While exploring around Centralia, I found this display in nearby Aristes. The sign reads "IN MEMORY TO THE CENTRALIA COAL MINERS". I don't know if this refers to the fire that emptied the town or to some other tragedy.

This is the long, narrow, and sloping town of Ashland, PA. At the bottom, where PA-61 turns, stands a unique monument to motherhood. This bronze representation of Whistlers Mother was erected by the Ashland Boys Association in 1938.

Also in Ashland is the Pioneer Tunnel Coal Mine & Steam Train. The steam train is a 1927 model that runs on something in good supply around here. The engine and the cars (minus the padded benches, etc.) were used in the actual mining operations. The train makes a couple of stops one of which overlooks the town of Ashland. Here the guide points out Centralia a couple of miles away and tells us that, if it were raining, we would see steam rising from the underground fire. There is also a reconstruction of a bootleg coal operation and a view of a real strip mine site. During the depression, out of work miners would manually dig tunnels into the earth to scratch out coal which they hoped to sell for around $3 a ton. The activity was definitely illegal and confrontations definitely occurred. The last pictures shows where a hill once stood. Big steam shovels stripped the earth covering from the top of a vein of coal and then dug at the vein itself.

After the steam powered ride, I boarded an electric powered train for a ride over a quarter of a mile into Mahonoy Mountain. Our guide, Rick, explains just how anthracite is mined. My idea of coal mining was "pick & shovel" digging but anthracite coal is too hard to do that on any significant scale. Anthracite is mined "bottom up" by tunneling horizontally through the veins and working upward with drills and explosives. The underground darkness (It was black as coal!) was too much for my feeble flash but that didn't stop me. The second picture is attempting to show an upward pointing shaft. A typical days work for a pair of miners would be to extend the shaft another six feet. To accomplish that, they would first put braces in the space they had opened the day before. Next they would extend the wooden ladder that got them there. Now they started drilling with long hand powered bits. Once the holes were deep enough, it was time to place the dynamite, light the fuse, and scramble down that ladder to a safe spot.
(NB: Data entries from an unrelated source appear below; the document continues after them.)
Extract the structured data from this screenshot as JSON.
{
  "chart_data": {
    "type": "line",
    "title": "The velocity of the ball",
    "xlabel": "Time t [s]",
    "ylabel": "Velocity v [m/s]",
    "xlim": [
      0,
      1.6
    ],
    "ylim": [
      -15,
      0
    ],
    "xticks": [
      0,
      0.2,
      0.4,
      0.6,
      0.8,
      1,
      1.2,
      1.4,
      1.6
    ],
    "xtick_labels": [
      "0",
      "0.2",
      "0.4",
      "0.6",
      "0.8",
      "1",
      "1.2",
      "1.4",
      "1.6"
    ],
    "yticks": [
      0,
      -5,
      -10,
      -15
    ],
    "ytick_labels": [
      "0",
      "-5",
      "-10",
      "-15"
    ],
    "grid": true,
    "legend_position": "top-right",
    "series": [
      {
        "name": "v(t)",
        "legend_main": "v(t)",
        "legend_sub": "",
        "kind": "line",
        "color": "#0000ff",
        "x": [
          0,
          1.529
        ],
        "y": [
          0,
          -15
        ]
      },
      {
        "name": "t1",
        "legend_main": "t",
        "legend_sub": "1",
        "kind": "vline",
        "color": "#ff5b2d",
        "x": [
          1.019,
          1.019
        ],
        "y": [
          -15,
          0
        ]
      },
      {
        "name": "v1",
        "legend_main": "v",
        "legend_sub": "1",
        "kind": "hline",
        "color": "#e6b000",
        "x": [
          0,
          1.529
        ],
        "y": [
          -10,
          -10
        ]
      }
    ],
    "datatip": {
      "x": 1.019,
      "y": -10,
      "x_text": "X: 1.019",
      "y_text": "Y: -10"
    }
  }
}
Wood for braces and ladder had to be carried as much as 400 feet up that same ladder by those same two miners. About 300 pounds of lumber make up a day's supply. The fourth picture shows a shaft where a modern metal ladder has replaced the old wooden one. This is our emergency escape route should the main tunnel become blocked.
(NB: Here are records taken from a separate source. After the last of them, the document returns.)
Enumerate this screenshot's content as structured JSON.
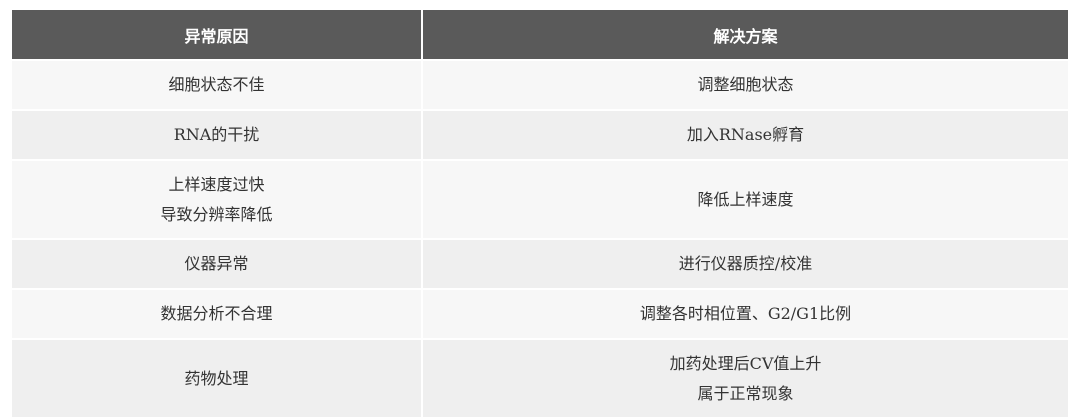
{
  "table": {
    "headers": [
      "异常原因",
      "解决方案"
    ],
    "rows": [
      {
        "cause": [
          "细胞状态不佳"
        ],
        "solution": [
          "调整细胞状态"
        ]
      },
      {
        "cause": [
          "RNA的干扰"
        ],
        "solution": [
          "加入RNase孵育"
        ]
      },
      {
        "cause": [
          "上样速度过快",
          "导致分辨率降低"
        ],
        "solution": [
          "降低上样速度"
        ]
      },
      {
        "cause": [
          "仪器异常"
        ],
        "solution": [
          "进行仪器质控/校准"
        ]
      },
      {
        "cause": [
          "数据分析不合理"
        ],
        "solution": [
          "调整各时相位置、G2/G1比例"
        ]
      },
      {
        "cause": [
          "药物处理"
        ],
        "solution": [
          "加药处理后CV值上升",
          "属于正常现象"
        ]
      }
    ],
    "colors": {
      "header_bg": "#5a5a5a",
      "row_odd": "#f7f7f7",
      "row_even": "#efefef"
    }
  }
}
I knew of this rather unnerving statue from but I didn't realize that it marked a real motel. I booked a room and enjoyed dinner here and will likely have breakfast here, too. Guest rooms and dining areas are indeed decorated in a homey style that fits the name "Granny's Motel & Restaurant" and, glimpsed from a passing car, the bonneted statue might even look like a friendly granny. But up close, the wide-eyed figure looks more lost than loving and whatever is holding the headless doll is hardly childlike. However, the rooms are comfortable, the food is tasty, and the beer is cold.